All of this is worse for multi-level cell (MLC) flash devices that store more than one bit in each memory cell, because the charge levels that need to be accurately programmed and read are much closer. As a result, industrial systems tend to rely on single-level cell (SLC) or pseudo-SLC (pSLC) memory because of their higher reliability and longer lifespan.

Flash controllers can use a variety of mechanisms to manage the effects of environmental stress and maximize lifespan. For example, wear leveling ensures that data is written evenly to each block in the flash memory so that no block becomes unusable prematurely. Complex error correction codes can be used to detect and correct errors in the memory cells. By tracking the number of errors that need to be corrected, the controller can determine when a block of memory needs to be rewritten to avoid any potential data loss. Ultimately, this can also provide an early warning that the device has reached the end of its lifespan.
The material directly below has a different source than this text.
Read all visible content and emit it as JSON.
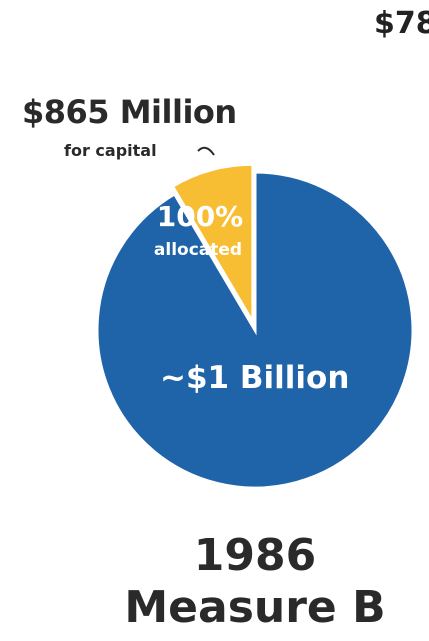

Using a flash controller that is optimized for the performance and environmental requirements of the application is critical to creating a high-quality storage system that achieves a specified operating life.

in conclusion

When designing an Industrial IoT 5G gateway, the performance, storage, and security profiles need to be as close as possible to the 5G network. This ensures that the system as a whole can meet its end-to-end service level specifications and meet the requirements of emerging applications.

In order to meet all the requirements of industrial applications, it is critical to select the right storage technology, supplier, and supply chain. In particular, you need to confirm that the selected storage system (including the NAND flash devices used) meets these requirements.

Selecting the right NAND flash controller and firmware will ensure that the inherent physical characteristics of the memory technology and its inherent weaknesses are properly managed. This enables the storage to reliably meet its mission profile.